In the past few quarters, financial conditions in Sweden have slowly become more expansionary. Most of the relaxation of monetary conditions is because of inflation picking up steam over the past year, according to Danske Bank. By summer 2016, this process is likely to be reversed; suggesting tightening of monetary policy in the forecast horizon, noted Danske Bank. Financial markets have majorly reacted to central banks’ measures and hints. In the past 12 months, short-term interest rates have been lowered mainly because of a steady flow of rise in the Riksbank’s policy stimuli. Not much change is anticipated in the near-term, added Danske Bank.
A stronger economic outlook in and outside of Sweden, along with rate hikes by the US Fed can pose a risk as that can make yields on longer-dated bonds increase, noted Danske Bank. This will be further highlighted by a likely rise in auction volumes of dated government bonds as Sweden’s public finances will be weighed on by demographic costs for several years, according to Danske Bank.
In past several years, public finances have slowly declined. However, this has underpinned the economy and assisted in rebounding economic conditions for consumers and firms. Hence, the structural general government deficit has risen and is at present more than 1% of GDP. It is likely to remain there for the rest of the forecast horizon, in spite of solid growth, added Danske Bank.

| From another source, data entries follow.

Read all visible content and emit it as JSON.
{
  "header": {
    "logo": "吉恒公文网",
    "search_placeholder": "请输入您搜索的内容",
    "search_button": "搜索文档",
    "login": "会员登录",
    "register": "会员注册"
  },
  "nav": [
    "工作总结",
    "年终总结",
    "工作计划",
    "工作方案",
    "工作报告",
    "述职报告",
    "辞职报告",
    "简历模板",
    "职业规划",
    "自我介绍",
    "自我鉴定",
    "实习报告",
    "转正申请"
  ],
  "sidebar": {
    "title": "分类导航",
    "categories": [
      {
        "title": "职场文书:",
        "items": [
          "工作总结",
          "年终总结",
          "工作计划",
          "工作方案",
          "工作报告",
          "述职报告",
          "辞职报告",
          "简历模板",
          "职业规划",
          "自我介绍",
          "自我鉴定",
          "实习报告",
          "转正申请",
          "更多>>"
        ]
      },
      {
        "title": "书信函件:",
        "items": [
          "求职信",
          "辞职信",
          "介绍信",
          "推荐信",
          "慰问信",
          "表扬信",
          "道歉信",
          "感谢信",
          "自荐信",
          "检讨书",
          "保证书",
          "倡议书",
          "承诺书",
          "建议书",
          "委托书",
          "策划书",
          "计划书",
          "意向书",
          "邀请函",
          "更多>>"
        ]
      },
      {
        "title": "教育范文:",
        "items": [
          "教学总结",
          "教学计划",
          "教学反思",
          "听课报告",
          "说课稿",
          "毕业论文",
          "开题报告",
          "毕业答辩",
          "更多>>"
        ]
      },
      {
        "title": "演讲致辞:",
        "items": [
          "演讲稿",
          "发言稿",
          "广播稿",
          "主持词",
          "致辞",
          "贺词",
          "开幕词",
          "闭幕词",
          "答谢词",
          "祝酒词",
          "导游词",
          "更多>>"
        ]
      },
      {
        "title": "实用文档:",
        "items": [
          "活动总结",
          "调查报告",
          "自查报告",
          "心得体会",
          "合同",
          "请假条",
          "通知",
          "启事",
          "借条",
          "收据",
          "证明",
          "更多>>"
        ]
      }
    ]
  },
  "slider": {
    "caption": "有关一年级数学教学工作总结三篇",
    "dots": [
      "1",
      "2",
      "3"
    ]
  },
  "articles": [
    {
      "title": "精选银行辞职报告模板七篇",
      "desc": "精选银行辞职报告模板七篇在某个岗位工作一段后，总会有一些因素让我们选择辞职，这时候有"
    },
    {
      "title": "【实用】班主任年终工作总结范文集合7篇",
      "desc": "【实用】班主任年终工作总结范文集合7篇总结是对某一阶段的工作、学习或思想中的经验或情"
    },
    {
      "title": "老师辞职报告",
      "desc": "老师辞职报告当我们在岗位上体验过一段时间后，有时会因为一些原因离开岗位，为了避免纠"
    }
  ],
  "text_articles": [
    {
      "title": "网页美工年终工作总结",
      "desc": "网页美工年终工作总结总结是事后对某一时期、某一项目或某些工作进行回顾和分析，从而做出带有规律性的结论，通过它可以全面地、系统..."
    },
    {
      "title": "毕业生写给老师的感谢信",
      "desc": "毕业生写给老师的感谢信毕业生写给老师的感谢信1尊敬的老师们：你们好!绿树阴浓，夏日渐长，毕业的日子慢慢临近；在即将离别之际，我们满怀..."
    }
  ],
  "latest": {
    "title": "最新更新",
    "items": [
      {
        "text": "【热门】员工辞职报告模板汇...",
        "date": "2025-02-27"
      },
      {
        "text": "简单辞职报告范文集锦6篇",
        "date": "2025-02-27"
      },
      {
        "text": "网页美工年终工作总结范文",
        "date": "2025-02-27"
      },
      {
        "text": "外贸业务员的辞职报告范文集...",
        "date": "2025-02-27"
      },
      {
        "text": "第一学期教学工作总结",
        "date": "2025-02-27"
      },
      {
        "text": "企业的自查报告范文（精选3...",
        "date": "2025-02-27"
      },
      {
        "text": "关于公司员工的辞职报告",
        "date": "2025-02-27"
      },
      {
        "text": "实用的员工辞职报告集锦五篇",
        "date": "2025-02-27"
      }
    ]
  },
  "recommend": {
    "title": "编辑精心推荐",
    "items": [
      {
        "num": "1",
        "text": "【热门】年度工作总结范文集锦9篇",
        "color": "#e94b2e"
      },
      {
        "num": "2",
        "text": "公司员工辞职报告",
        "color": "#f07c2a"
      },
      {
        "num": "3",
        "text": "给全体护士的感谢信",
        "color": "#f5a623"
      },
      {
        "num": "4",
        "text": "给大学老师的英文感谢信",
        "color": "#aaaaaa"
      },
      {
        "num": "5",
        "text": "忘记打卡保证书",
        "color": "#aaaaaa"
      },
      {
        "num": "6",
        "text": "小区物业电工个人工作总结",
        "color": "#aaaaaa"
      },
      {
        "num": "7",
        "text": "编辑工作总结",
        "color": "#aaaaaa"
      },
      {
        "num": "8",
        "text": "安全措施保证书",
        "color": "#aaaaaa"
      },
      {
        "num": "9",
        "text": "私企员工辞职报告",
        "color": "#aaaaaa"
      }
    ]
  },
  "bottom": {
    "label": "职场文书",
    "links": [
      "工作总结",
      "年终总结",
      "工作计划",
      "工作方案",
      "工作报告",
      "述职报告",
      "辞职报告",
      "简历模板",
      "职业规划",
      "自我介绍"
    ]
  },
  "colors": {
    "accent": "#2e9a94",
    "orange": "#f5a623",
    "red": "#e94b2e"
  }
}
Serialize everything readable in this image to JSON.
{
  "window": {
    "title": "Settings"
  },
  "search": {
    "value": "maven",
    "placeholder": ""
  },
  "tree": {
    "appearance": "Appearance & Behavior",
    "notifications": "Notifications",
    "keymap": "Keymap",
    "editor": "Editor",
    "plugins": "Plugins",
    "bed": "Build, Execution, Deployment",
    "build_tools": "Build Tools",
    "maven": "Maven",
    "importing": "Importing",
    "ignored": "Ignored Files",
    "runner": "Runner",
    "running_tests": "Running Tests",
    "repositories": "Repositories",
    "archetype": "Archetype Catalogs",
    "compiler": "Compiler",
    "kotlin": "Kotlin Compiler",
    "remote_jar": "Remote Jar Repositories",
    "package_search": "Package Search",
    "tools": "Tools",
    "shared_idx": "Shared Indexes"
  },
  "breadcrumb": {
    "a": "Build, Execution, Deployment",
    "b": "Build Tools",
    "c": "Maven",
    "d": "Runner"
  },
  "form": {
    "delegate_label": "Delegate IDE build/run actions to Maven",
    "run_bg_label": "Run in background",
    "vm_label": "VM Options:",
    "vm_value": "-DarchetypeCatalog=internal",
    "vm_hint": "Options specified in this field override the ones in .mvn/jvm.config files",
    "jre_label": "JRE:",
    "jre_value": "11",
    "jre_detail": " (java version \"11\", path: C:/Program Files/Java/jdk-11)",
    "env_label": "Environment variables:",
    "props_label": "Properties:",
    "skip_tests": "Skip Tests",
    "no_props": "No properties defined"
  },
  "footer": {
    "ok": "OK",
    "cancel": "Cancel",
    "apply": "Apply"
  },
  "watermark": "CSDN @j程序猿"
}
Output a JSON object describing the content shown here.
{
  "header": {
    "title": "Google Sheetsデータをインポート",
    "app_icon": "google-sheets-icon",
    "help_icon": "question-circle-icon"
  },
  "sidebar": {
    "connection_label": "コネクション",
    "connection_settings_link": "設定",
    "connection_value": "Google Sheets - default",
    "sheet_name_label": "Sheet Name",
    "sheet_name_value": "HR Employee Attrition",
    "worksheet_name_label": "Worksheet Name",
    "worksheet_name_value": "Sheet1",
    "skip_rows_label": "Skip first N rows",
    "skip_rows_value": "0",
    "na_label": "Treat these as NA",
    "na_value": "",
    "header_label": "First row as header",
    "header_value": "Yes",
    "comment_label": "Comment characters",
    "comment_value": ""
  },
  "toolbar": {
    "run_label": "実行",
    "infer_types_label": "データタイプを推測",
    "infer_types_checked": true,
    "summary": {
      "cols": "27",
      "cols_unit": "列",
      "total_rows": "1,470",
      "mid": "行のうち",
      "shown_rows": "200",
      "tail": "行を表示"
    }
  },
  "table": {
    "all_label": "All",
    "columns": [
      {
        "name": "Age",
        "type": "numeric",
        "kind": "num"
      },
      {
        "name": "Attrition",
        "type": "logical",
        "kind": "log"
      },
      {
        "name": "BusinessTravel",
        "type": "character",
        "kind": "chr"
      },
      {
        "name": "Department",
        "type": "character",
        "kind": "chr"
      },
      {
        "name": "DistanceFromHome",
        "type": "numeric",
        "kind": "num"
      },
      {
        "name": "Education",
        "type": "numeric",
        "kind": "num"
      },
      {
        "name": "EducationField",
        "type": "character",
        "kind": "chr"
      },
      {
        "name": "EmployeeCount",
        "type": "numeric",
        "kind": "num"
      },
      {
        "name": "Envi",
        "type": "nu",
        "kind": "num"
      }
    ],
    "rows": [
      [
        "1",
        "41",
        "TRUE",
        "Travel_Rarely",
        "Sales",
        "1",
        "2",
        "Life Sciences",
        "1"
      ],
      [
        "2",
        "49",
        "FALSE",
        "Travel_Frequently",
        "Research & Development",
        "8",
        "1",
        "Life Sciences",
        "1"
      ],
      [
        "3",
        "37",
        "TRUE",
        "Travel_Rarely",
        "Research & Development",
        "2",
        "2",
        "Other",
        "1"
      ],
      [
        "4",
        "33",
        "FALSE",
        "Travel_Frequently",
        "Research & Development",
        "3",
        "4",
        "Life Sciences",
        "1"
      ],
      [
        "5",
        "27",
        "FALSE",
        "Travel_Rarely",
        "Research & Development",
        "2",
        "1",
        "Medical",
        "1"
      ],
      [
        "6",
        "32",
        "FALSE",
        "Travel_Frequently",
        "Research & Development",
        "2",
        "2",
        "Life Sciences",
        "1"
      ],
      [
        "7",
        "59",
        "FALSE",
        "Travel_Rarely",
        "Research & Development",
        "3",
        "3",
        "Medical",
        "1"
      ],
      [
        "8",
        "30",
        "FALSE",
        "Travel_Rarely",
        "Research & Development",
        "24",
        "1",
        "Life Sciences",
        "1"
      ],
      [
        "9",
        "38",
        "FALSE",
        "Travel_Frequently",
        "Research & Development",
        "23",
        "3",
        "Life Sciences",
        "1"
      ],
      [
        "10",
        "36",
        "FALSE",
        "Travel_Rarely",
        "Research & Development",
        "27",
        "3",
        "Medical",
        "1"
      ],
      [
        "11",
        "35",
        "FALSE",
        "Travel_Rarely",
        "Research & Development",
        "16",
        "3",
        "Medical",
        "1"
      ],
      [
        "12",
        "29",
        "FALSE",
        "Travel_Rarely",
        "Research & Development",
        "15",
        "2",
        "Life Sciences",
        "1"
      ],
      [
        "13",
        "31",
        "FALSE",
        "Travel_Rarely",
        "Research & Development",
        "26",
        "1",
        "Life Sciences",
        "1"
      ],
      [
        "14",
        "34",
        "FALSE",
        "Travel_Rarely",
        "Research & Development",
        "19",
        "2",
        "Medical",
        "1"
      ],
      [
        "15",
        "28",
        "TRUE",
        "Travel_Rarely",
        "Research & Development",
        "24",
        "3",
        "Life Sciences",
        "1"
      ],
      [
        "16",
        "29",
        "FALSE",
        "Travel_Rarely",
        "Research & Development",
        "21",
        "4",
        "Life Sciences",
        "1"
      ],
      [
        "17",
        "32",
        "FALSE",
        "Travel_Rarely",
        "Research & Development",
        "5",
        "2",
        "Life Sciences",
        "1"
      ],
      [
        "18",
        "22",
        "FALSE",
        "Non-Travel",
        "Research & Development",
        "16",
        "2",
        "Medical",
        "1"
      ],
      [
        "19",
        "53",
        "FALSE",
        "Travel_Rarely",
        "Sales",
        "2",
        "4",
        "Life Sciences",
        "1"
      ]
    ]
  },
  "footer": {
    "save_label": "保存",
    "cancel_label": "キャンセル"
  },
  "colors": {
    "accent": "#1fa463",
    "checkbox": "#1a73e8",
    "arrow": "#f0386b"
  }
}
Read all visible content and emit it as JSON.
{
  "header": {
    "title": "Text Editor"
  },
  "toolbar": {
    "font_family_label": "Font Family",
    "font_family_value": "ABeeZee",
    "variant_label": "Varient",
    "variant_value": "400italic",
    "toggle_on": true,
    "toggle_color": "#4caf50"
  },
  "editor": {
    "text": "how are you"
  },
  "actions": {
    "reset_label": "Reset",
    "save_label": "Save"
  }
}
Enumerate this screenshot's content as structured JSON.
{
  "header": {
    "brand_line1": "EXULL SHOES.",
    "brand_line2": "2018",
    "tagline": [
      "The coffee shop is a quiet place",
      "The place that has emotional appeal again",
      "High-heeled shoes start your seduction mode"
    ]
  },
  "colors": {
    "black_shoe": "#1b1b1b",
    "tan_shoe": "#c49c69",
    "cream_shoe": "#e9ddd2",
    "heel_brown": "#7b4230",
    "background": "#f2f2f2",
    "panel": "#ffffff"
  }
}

The SEK has bolstered in KIX terms on trend in the past 12 months, though under major volatility. The SEK is likely to continue appreciating in coming years, said Danske Bank.
“Domestic equity markets are expected to perform in line with historical experiences and should thus be able to rise by up to 10% and align to trend growth thereafter”, noted Danske Bank.
Overall, for a prolonged period, financial conditions have been stimulatory and are likely to continue being supportive through most of forecast period, according to Danske Bank.